Definitions
-----------

Matrices
========
Starting of, we have the general Tikhonov function

.. math::
    J = \frac{1}{2} (A x - y)^T W (A x - y) + \frac{1}{2} \vert \Lambda x \vert^2

where :math:`\Lambda` is the regularization matrix, and :math:`W` is the weight
matrix. We want to solve for :math:`x` such that :math:`J` is minimal:

.. math::
    \frac{\partial J}{\partial x^T} = A^T W (A x - y) + (\Lambda^T \Lambda) x = 0

which yields

.. math::
    \Lambda^T \Lambda x &= - A^T W A x + A^T W y \\
    (\Lambda^T \Lambda + A^T W A) x &= A^T W y \\
    x &= (\Lambda^T \Lambda + A^T W A)^{-1} A^T W y

Alternative derivation: defining the residue
:math:`r = Ax - y`, we instead find

.. math::
    \frac{\partial J}{\partial x^T} = A^T W r + (\Lambda^T \Lambda) x = 0

.. math::
    x = - (\Lambda^T \Lambda)^{-1} A^T W r

we can substitute this solution for :math:`x` back into
:math:`r`:

.. math::
    r (I + A (\Lambda^T \Lambda)^{-1} A^T W) = - y

The simplest choice of :math:`\Lambda = \lambda I`, in which case this equation
simplifies to

.. math::
    r (I + \frac{1}{\lambda^2} A A^T W) = - y

We introduce the following notation:

.. math::
    T &= \Lambda^T \Lambda \\
    H_y &= A A^T \\
    H_x &= A^T A
    R_y &= (I + A (\Lambda^T \Lambda)^{-1} A^T W)
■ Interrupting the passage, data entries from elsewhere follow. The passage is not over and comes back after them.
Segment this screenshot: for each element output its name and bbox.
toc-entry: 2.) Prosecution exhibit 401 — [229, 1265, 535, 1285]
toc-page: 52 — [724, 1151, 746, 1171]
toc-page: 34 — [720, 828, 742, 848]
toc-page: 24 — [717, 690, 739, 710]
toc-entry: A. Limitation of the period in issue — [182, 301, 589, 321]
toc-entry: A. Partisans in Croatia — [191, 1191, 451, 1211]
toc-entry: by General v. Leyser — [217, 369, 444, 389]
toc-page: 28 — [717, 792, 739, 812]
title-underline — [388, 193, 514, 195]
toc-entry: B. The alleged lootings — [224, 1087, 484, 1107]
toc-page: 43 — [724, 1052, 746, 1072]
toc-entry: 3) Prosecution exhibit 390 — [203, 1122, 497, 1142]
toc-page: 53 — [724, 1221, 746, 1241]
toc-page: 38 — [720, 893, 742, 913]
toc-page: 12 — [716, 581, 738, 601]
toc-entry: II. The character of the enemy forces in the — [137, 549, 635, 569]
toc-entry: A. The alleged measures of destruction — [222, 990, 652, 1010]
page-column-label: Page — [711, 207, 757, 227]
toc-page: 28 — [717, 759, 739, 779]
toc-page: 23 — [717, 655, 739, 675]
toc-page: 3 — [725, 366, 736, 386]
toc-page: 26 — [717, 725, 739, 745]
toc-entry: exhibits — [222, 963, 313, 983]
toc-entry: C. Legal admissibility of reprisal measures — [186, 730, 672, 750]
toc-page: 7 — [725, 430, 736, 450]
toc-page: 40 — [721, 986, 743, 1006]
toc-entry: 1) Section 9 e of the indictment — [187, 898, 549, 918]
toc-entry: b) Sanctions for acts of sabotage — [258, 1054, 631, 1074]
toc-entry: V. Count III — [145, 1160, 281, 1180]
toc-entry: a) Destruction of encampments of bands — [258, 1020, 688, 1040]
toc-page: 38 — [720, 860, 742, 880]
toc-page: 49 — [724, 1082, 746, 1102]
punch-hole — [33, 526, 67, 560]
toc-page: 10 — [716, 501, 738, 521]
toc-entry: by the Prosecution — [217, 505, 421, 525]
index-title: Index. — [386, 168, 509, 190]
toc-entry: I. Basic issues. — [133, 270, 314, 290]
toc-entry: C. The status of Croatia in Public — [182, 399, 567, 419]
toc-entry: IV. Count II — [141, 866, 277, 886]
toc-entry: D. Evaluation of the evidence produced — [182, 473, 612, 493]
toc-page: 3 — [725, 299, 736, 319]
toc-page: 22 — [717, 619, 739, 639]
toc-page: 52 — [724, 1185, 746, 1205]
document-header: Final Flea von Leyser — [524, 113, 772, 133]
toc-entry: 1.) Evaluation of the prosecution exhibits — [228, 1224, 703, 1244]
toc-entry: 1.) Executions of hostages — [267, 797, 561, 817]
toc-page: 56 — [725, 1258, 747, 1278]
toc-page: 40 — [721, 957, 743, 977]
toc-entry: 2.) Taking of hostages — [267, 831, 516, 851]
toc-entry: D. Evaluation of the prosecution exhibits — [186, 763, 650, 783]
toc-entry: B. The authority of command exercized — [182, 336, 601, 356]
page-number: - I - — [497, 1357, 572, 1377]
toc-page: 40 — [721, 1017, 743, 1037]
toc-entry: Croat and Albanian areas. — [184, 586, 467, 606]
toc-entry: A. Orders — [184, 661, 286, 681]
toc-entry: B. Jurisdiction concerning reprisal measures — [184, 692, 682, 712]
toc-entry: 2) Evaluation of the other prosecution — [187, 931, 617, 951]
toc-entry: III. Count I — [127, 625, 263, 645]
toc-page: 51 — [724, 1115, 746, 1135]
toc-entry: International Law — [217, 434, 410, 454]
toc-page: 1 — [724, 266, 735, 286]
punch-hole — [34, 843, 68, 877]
This notation is chosen because :math:`H_x` is the Hessian of :math:`x`, and
:math:`H_y = A A^T` can be thought of as the Hessian of :math:`y`. :math:`R_y`
is so named because it is the regularized version of :math:`A`.

Multiple Datasets
=================
In the previous section :math:`y` was assumed to be a vector.
(Technically, a :math:`(N_y, 1)`-matrix.)
However, it is perfectly allowed to regularize multiple data sets at once by
turning it into a :math:`(N_y, N_{sets})`-matrix, where :math:`N_{sets}` is the
number of data sets. The function :math:`J` then becomes

.. math::
    J_k &= \frac{1}{2} (A x_k - y_k)^T W (A x_k - y_k) + \frac{1}{2} \vert \Lambda x_k \vert^2 \\
    J &= \sum_{k=1}^{N_{sets}} J_k

Functionals
===========
Things get truly interesting, and surprisingly simple, when we work with
functionals instead. We start from

.. math::
    J = \frac{1}{2} \sum_{i=1}^{N} ( \int_{-\infty}^{\infty} A_i(t) x(t) dt - y_i)^2 + \frac{1}{2} \int_{-\infty}^{\infty} (\Lambda(t) x(t))^2 dt

where :math:`A_i(t)` is the kernel of integral, for example :math:`e^{- s_i t}`
for a Laplace transform. As always, there is some ambiguity/freedom in the shape
of :math:`\Lambda`. Here it is written as a scalar function, but it could also
be chosen as a constant, or as a function with index :math:`i`.

Repeating the same steps as above, we find that

.. math::
    x(t) = - \frac{1}{\Lambda(t)^2} \sum_{i=1}^{N} A_i(t) r_i

which leads to

.. math::
    r_i &= \int_{-\infty}^{\infty} A_i(t) x(t) dt - y \\
    r_i &= - \sum_{j=1}^{N} r_j \int_{-\infty}^{\infty} \frac{A_j(t) A_i(t)}{\Lambda(t)^2} dt - y
    r_i &= - \sum_{j=1}^{N} r_j M_{ij} - y

where :math:`M_ij = \int_{-\infty}^{\infty} \frac{A_j(t) A_i(t)}{\Lambda(t)^2} dt`.